First, glass raw materials were prepared so as to have the glass composition shown in Table 1, and then put in a platinum crucible and melted at 1400 ° C. to 1650 ° C. for 3 hours, and then formed into a thin plate shape by a water-cooled roller. Then, the molded body was crushed by a ball mill, addition of alcohol to wet grinding, 50% particle size D ₅₀ was adjusted to glass powder particle size in the table. Furthermore, alumina powder having the particle size shown in the table was added and mixed in the ratio shown in the table.

Next, a slurry was prepared by adding a binder (acrylic resin), a plasticizer (butylbenzyl phthalate) and a solvent (methyl ethyl ketone) to the obtained mixed powder. The obtained slurry was formed into a green sheet by the doctor blade method, dried, and then cut into predetermined dimensions. Subsequently, a plurality of green sheets were laminated and integrated by thermocompression bonding, and then sintered at 900 ° C. to 1300 ° C. to obtain a sintered body. About the sintered body thus obtained, each content of glass, Al ₄ B ₂ O ₉ crystal, Al ₂ O ₃ crystal, size of Al ₄ B ₂ O ₉ crystal (major axis and minor axis), heat resistant temperature , B ₂ O ₃ volatilization amount was determined.

The amount of Al ₄ B ₂ O ₉ crystal and the amount of Al ₂ O ₃ crystal were determined by quantifying the intensity of diffraction peaks obtained by powder X-ray diffraction in comparison with the 100% peak intensity of each crystal. The glass amount was determined from [100− (Al ₄ B ₂ O ₉ crystal amount + Al ₂ O ₃ crystal amount)].

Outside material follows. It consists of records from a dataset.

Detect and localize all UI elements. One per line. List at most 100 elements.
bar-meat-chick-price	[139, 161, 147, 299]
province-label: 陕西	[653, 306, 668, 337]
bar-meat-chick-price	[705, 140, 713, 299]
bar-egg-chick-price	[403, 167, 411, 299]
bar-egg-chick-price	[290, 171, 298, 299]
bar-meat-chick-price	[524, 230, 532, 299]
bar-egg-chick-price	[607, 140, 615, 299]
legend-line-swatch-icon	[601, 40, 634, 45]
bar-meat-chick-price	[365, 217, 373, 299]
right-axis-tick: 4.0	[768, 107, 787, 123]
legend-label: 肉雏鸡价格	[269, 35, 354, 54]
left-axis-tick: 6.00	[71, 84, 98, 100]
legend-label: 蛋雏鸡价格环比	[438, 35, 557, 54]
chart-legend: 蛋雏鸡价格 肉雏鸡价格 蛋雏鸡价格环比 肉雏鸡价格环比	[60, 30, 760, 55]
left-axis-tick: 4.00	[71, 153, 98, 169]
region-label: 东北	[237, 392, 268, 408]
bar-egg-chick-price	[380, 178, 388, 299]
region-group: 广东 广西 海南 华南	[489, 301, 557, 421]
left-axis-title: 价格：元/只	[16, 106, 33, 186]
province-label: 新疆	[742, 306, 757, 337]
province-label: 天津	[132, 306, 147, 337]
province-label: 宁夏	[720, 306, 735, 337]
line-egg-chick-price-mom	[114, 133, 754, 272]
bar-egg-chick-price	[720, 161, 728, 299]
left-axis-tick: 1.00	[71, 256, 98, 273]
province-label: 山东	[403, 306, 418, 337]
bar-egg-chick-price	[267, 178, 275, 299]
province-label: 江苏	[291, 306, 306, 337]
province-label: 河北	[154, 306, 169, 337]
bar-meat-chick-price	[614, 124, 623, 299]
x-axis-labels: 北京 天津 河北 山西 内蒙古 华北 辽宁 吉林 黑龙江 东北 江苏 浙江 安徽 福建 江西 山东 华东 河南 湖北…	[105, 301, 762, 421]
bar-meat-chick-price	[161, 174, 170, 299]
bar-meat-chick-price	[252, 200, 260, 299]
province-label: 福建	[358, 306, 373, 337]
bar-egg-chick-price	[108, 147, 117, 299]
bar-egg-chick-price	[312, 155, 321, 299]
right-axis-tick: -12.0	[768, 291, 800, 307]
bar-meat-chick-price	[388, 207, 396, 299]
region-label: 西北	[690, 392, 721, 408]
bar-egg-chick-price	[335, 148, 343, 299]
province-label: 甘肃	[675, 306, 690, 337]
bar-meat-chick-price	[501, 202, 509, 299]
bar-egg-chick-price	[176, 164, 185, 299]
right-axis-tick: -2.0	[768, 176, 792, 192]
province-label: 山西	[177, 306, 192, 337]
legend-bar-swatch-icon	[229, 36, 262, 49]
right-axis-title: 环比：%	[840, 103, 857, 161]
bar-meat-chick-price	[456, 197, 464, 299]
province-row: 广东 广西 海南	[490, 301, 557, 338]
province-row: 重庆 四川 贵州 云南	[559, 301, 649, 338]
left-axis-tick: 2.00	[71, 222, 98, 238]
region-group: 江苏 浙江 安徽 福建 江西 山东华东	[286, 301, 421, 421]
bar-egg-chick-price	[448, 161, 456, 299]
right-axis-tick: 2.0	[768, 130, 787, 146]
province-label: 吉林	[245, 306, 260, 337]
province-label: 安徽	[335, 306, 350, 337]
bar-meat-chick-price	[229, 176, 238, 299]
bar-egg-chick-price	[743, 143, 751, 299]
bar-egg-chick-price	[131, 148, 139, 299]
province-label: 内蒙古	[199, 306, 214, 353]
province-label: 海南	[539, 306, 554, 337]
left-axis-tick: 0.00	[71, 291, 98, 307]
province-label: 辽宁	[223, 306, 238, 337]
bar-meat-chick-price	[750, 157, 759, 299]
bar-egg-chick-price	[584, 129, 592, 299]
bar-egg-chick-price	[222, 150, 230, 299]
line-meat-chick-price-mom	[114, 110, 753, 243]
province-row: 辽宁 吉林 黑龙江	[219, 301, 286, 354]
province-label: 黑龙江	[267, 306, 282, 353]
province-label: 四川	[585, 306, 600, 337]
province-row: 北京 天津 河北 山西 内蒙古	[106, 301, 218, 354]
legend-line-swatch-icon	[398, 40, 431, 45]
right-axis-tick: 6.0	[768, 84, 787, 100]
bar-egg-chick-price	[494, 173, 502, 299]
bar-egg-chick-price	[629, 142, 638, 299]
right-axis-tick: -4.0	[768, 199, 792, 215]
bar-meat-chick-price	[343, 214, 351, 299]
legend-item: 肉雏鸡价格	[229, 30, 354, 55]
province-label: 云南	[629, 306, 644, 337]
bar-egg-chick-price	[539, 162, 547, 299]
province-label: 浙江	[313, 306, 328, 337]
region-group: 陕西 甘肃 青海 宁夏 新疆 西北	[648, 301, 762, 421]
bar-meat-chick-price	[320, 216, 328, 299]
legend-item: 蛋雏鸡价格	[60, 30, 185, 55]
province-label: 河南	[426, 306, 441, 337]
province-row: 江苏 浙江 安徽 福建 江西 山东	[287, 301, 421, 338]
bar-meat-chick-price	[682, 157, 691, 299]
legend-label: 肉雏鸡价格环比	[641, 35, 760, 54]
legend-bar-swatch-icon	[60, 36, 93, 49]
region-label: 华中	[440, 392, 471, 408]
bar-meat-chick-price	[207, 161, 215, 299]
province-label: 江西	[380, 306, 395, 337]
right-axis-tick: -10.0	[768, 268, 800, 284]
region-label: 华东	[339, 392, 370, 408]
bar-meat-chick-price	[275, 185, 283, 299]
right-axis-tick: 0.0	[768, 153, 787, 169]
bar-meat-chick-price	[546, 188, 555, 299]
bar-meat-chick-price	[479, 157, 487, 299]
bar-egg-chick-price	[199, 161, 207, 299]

As for the major axis and minor axis of the Al ₄ B ₂ O ₉ crystal, the surface of the sintered body was observed by SEM at a magnification of 10,000 times, and the maximum major axis and the maximum minor axis in the observation field were measured.

  The heat-resistant temperature was determined as follows. That is, the sintered body was processed into a 40 × 20 × 2 mm rectangular parallelepiped, placed on a support base with a span of 30 mm, a weight of 15 g was applied to the center, and the temperature at which the entire sample was heated to start deformation was defined as the heat resistant temperature.

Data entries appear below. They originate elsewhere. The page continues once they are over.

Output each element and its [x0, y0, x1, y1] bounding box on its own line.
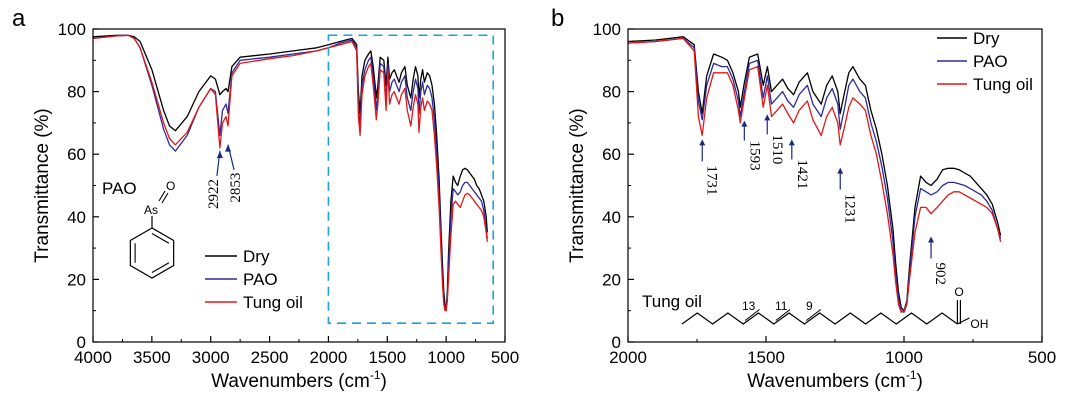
annotation-label: 1231 — [841, 194, 857, 224]
annotation-label: 2922 — [206, 179, 222, 209]
y-tick-label: 40 — [67, 208, 86, 227]
x-axis-label-end: ) — [381, 371, 387, 392]
peak-annotation: 1510 — [764, 114, 785, 164]
legend-entry: PAO — [243, 270, 278, 289]
molecule-name: Tung oil — [642, 292, 702, 311]
x-tick-label: 1500 — [368, 348, 406, 367]
molecule-name: PAO — [102, 179, 137, 198]
y-tick-label: 60 — [67, 145, 86, 164]
series-pao-line — [628, 37, 1002, 313]
series-dry-line — [628, 36, 1002, 312]
annotation-arrow-head — [837, 167, 844, 174]
y-axis-label: Transmittance (%) — [567, 108, 588, 263]
panel-label: a — [12, 5, 26, 32]
x-tick-label: 4000 — [74, 348, 112, 367]
annotation-arrow-head — [788, 139, 795, 146]
x-tick-label: 2000 — [609, 348, 647, 367]
legend-entry: PAO — [973, 52, 1008, 71]
annotation-arrow-head — [928, 236, 935, 243]
as-o-bond — [161, 192, 169, 204]
y-tick-label: 0 — [77, 333, 86, 352]
peak-annotation: 1421 — [788, 139, 810, 189]
peak-annotation: 2922 — [206, 150, 223, 209]
legend-entry: Dry — [243, 247, 270, 266]
peak-annotation: 1731 — [699, 139, 719, 195]
y-tick-label: 80 — [602, 83, 621, 102]
x-axis-label-sup: -1 — [370, 368, 381, 382]
x-tick-label: 1000 — [427, 348, 465, 367]
x-axis-label-sup: -1 — [906, 368, 917, 382]
ring-double-bond — [151, 262, 170, 273]
atom-label: O — [954, 285, 963, 299]
y-tick-label: 60 — [602, 145, 621, 164]
peak-annotation: 1593 — [741, 120, 762, 171]
as-o-bond — [158, 190, 166, 202]
chain-double-bond — [806, 309, 822, 321]
carbon-number: 9 — [806, 299, 813, 313]
atom-label: As — [144, 203, 158, 217]
carbon-number: 13 — [742, 299, 756, 313]
x-axis-label-main: Wavenumbers (cm — [747, 371, 906, 392]
x-tick-label: 3500 — [133, 348, 171, 367]
peak-annotation: 1231 — [837, 167, 857, 224]
peak-annotation: 902 — [928, 236, 948, 285]
y-tick-label: 20 — [602, 270, 621, 289]
annotation-label: 2853 — [228, 173, 244, 203]
series-tung-oil-line — [93, 34, 488, 312]
annotation-arrow-head — [699, 139, 706, 146]
y-axis-label: Transmittance (%) — [32, 108, 53, 263]
annotation-label: 1421 — [794, 159, 810, 189]
ring-double-bond — [151, 233, 170, 244]
x-axis-label-main: Wavenumbers (cm — [211, 371, 370, 392]
x-tick-label: 3000 — [192, 348, 230, 367]
x-tick-label: 500 — [1028, 348, 1056, 367]
y-tick-label: 100 — [593, 20, 621, 39]
y-tick-label: 40 — [602, 208, 621, 227]
series-tung-oil-line — [628, 37, 1002, 313]
atom-label: OH — [970, 317, 988, 331]
panel-label: b — [551, 5, 564, 32]
carbon-number: 11 — [775, 299, 788, 313]
atom-label: O — [166, 179, 175, 193]
series-group — [628, 36, 1002, 313]
series-dry-line — [93, 34, 488, 312]
y-tick-label: 20 — [67, 270, 86, 289]
benzene-ring — [129, 227, 175, 279]
legend-entry: Tung oil — [243, 293, 303, 312]
annotation-arrow-head — [225, 144, 232, 152]
y-tick-label: 0 — [612, 333, 621, 352]
x-axis-label: Wavenumbers (cm-1) — [747, 368, 923, 392]
acid-bond — [957, 317, 970, 325]
series-pao-line — [93, 34, 488, 312]
legend-entry: Tung oil — [973, 75, 1033, 94]
legend-entry: Dry — [973, 29, 1000, 48]
chain-double-bond — [775, 309, 791, 321]
peak-annotation: 2853 — [225, 144, 244, 203]
chain-double-bond — [744, 309, 760, 321]
x-axis-label-end: ) — [917, 371, 923, 392]
fatty-chain — [681, 312, 958, 325]
zoom-region-box — [327, 34, 495, 325]
x-tick-label: 2000 — [310, 348, 348, 367]
annotation-label: 1510 — [769, 134, 785, 164]
x-tick-label: 1000 — [885, 348, 923, 367]
x-tick-label: 2500 — [251, 348, 289, 367]
y-tick-label: 80 — [67, 83, 86, 102]
molecule-inset: PAO As O — [102, 179, 175, 279]
annotation-arrow-head — [741, 120, 748, 127]
annotation-arrow-head — [764, 114, 771, 121]
annotation-label: 902 — [932, 262, 948, 285]
annotation-arrow-head — [216, 150, 223, 158]
panel-a: 4000 3500 3000 2500 2000 1500 1000 500 0 20 40 60 80… — [12, 5, 519, 392]
molecule-inset: Tung oil O OH 13 11 9 — [642, 285, 988, 331]
x-tick-label: 1500 — [747, 348, 785, 367]
series-group — [93, 34, 488, 312]
y-tick-label: 100 — [58, 20, 86, 39]
annotation-label: 1593 — [746, 141, 762, 171]
panel-b: 2000 1500 1000 500 0 20 40 60 80 100 Wavenumbers (… — [551, 5, 1056, 392]
x-axis-label: Wavenumbers (cm-1) — [211, 368, 387, 392]
x-tick-label: 500 — [491, 348, 519, 367]
annotation-label: 1731 — [703, 165, 719, 195]
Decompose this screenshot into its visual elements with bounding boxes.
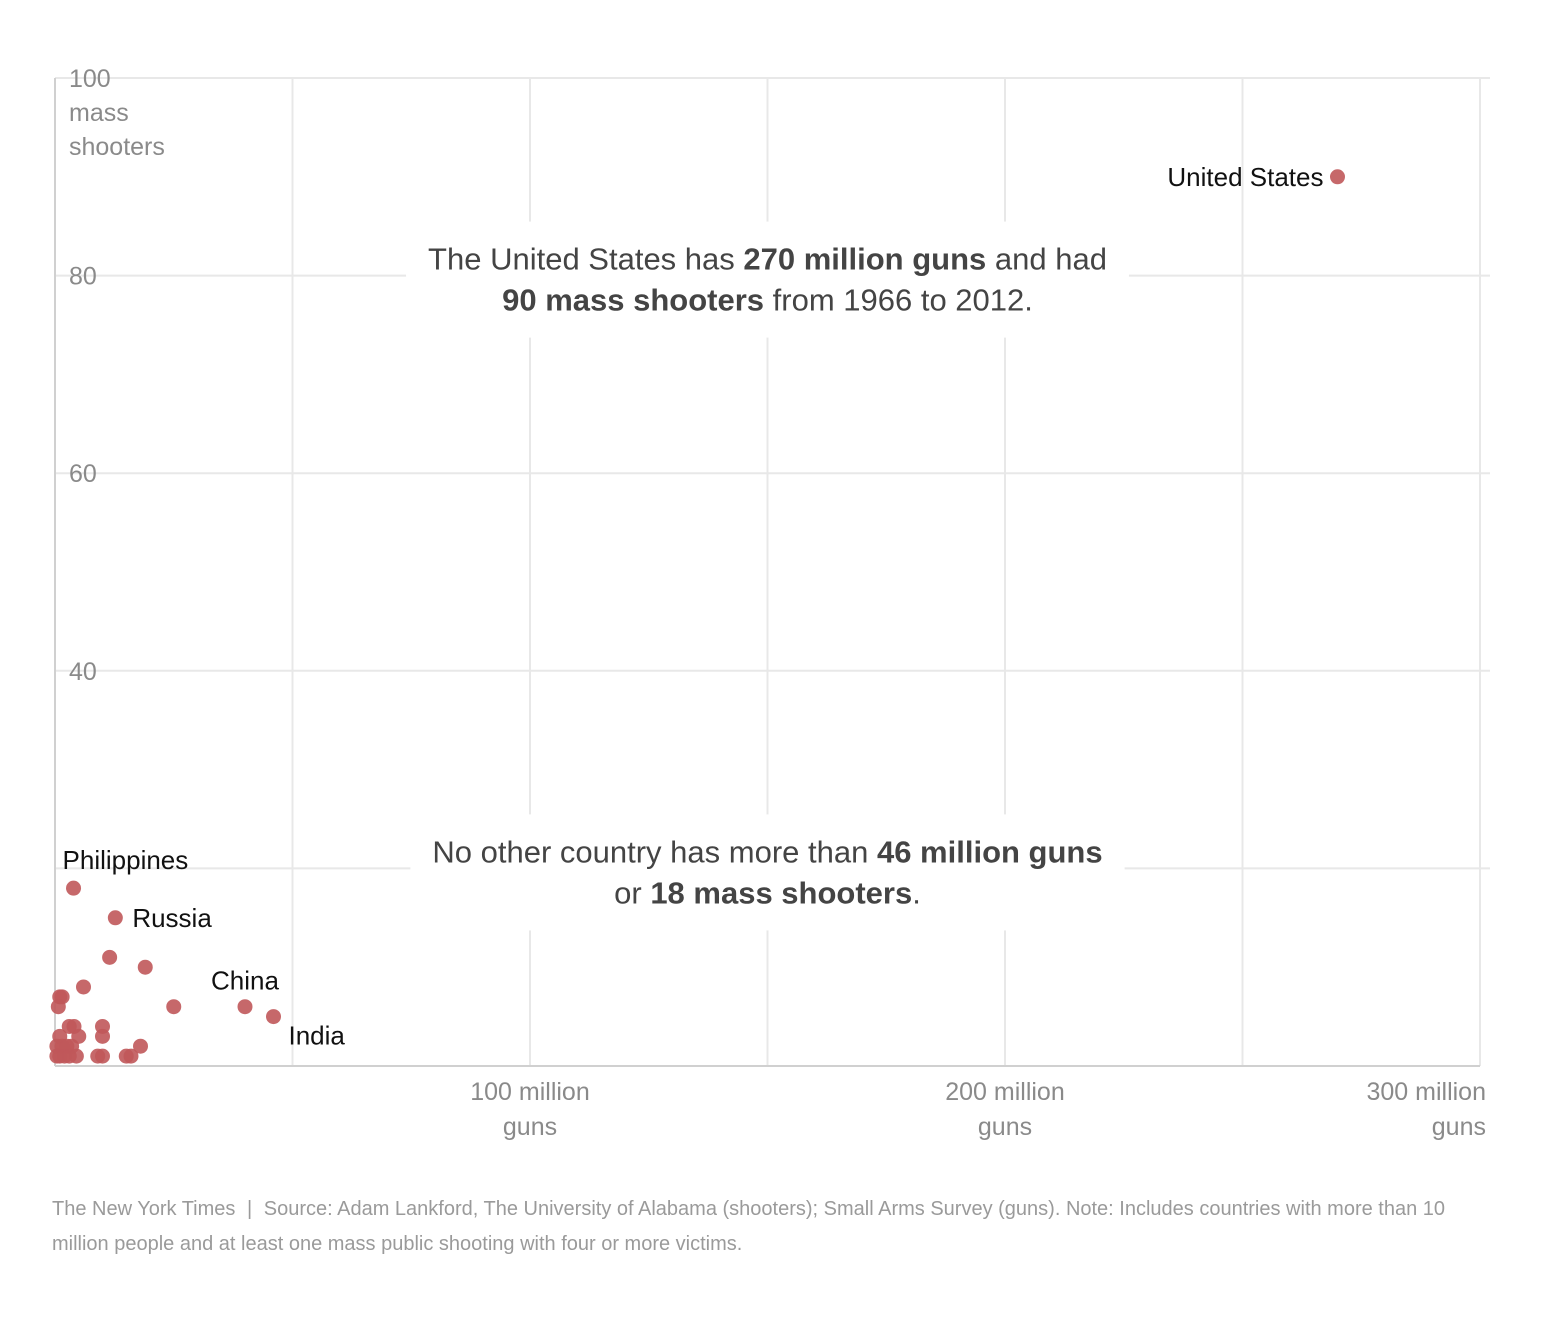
country-label: China [211,966,279,996]
data-point [50,999,66,1015]
x-tick-label: 200 million [945,1078,1065,1106]
y-axis-ticks: 100 mass shooters 80 60 40 [69,65,165,686]
annotation-line: The United States has 270 million guns a… [428,242,1107,277]
point-india [266,1009,281,1025]
x-tick-label: guns [978,1113,1032,1141]
data-point [76,979,91,995]
x-tick-label: 300 million [1366,1078,1486,1106]
data-point [95,1028,110,1044]
annotation: No other country has more than 46 millio… [410,814,1125,931]
country-label: Philippines [63,845,189,875]
country-label: India [289,1021,346,1051]
annotation-text: and had [986,242,1107,277]
annotation-line: No other country has more than 46 millio… [432,834,1102,869]
point-china [237,999,253,1015]
y-tick-label: 40 [69,658,97,686]
data-point [137,959,153,975]
annotation-text: No other country has more than [432,834,877,869]
data-point [123,1048,139,1064]
data-point [95,1048,110,1064]
point-russia [107,910,123,926]
y-tick-label: 100 [69,65,111,93]
annotation-text: . [912,875,921,910]
annotation-bold-text: 270 million guns [743,242,986,277]
annotation-bold-text: 90 mass shooters [502,283,764,318]
point-philippines [66,880,82,896]
footer: The New York Times | Source: Adam Lankfo… [52,1192,1492,1262]
point-united-states [1330,169,1345,185]
scatter-chart: 100 mass shooters 80 60 40 100 million guns 200… [49,65,1490,1141]
x-tick-label: guns [1432,1113,1486,1141]
y-tick-label: 60 [69,460,97,488]
annotation-text: The United States has [428,242,743,277]
country-label: United States [1167,162,1323,192]
footer-source: Source: Adam Lankford, The University of… [52,1198,1446,1255]
data-point [166,999,182,1015]
gridlines [54,77,1490,1067]
x-tick-label: guns [503,1113,557,1141]
y-tick-label: 80 [69,263,97,291]
annotation-bold-text: 46 million guns [877,834,1103,869]
data-point [102,949,118,965]
y-tick-label: mass [69,99,129,127]
annotation-background [406,221,1129,338]
x-tick-label: 100 million [470,1078,590,1106]
annotation-bold-text: 18 mass shooters [650,875,912,910]
data-point [133,1038,148,1054]
annotations: The United States has 270 million guns a… [406,221,1129,931]
data-points [49,169,1345,1064]
annotation-line: or 18 mass shooters. [614,875,921,910]
country-label: Russia [132,903,212,933]
annotation-background [410,814,1125,931]
annotation-text: or [614,875,650,910]
annotation-text: from 1966 to 2012. [764,283,1033,318]
annotation: The United States has 270 million guns a… [406,221,1129,338]
y-tick-label: shooters [69,133,165,161]
x-axis-ticks: 100 million guns 200 million guns 300 millio… [470,1078,1486,1141]
country-labels: United States India China Philippines Russia [63,162,1324,1051]
footer-credit: The New York Times [52,1198,236,1220]
footer-separator: | [246,1198,253,1220]
annotation-line: 90 mass shooters from 1966 to 2012. [502,283,1033,318]
data-point [64,1038,80,1054]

The B ₂ O ₃ volatilization amount was determined from the weight loss after processing the sample to have a surface area of 10 cm ² and heating at 1150 ° C. for 72 hours.

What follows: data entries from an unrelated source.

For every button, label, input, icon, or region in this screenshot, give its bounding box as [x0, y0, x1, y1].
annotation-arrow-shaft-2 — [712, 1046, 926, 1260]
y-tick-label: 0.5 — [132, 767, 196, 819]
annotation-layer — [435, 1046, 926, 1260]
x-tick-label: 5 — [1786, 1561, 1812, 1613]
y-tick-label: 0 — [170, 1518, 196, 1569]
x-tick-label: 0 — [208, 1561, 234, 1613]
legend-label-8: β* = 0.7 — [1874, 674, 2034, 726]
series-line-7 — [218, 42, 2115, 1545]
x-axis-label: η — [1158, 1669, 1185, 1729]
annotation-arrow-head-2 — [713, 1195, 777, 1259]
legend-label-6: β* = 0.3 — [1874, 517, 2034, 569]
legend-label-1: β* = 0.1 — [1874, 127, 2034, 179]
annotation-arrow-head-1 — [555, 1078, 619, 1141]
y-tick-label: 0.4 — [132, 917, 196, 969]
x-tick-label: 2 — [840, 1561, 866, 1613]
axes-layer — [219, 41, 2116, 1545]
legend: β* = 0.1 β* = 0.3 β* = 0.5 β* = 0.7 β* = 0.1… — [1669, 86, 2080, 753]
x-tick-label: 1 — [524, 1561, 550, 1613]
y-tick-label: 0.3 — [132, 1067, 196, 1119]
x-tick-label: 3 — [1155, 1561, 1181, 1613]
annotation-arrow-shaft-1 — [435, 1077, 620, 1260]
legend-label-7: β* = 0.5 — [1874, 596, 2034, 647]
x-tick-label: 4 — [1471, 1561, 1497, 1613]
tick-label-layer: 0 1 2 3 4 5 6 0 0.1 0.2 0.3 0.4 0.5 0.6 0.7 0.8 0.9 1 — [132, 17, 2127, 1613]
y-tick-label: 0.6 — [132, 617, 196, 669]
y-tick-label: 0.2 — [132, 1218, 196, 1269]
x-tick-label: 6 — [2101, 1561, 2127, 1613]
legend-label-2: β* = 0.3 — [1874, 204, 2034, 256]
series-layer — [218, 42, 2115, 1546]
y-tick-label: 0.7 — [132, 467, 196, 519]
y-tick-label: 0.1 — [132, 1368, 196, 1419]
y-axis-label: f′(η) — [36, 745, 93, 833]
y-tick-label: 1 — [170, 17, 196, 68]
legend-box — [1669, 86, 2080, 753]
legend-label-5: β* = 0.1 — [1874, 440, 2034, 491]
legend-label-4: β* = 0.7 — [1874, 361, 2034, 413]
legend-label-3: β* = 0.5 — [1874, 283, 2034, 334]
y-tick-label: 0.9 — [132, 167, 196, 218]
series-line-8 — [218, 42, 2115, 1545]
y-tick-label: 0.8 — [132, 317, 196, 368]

As is clear from Table 1, each sample of Examples 1 to 5 has a large amount of Al ₄ B ₂ O ₉ crystals of 30 to 45% by mass and a long crystal diameter of 5 μm or more, so the heat resistance temperature of the dopant host is high. It was as high as 1300 ° C. or higher and the B ₂ O ₃ volatilization amount was as large as 5% by mass or more. On the other hand, the sample of the comparative example, Al ₄ B ₂ O ₉ crystal amount is reduced to 15 wt%, and because the major axis of the crystal is 1μm and short, low heat temperature is 1100 ℃, B ₂ O ₃ volatilization amount 0. It was as low as 8% by mass.

Claims (6)

SiO ₂ 20 to 50 mol%, Al ₂ O ₃ 30 to 60 mol% (but not including 30 mol%), B ₂ O ₃ 10 to 40 mol%, RO (R is an alkaline earth metal) 2-10 A dopant host comprising a composition in mol%. A dopant host comprising 20 to 50% by mass of an Al ₄ B ₂ O ₉ crystal phase, 20 to 80% by mass of a glass phase, and 0 to 60% by mass of an Al ₂ O ₃ crystal phase. 3. The dopant host according to claim 2, comprising Al ₄ B ₂ O ₉ crystals having a major axis of 3 μm or more. A method for producing a dopant host, comprising sintering a mixed powder containing 40 to 90% by mass of a B ₂ O ₃ -containing crystalline glass powder and 10 to 60% by mass of an alumina powder. 5. The method for producing a dopant host according to claim 4, wherein the B ₂ O ₃ -containing crystalline glass powder and the alumina powder have a 50% particle diameter D ₅₀ of 0.1 to 10 μm.   A dopant host produced by the method according to claim 4.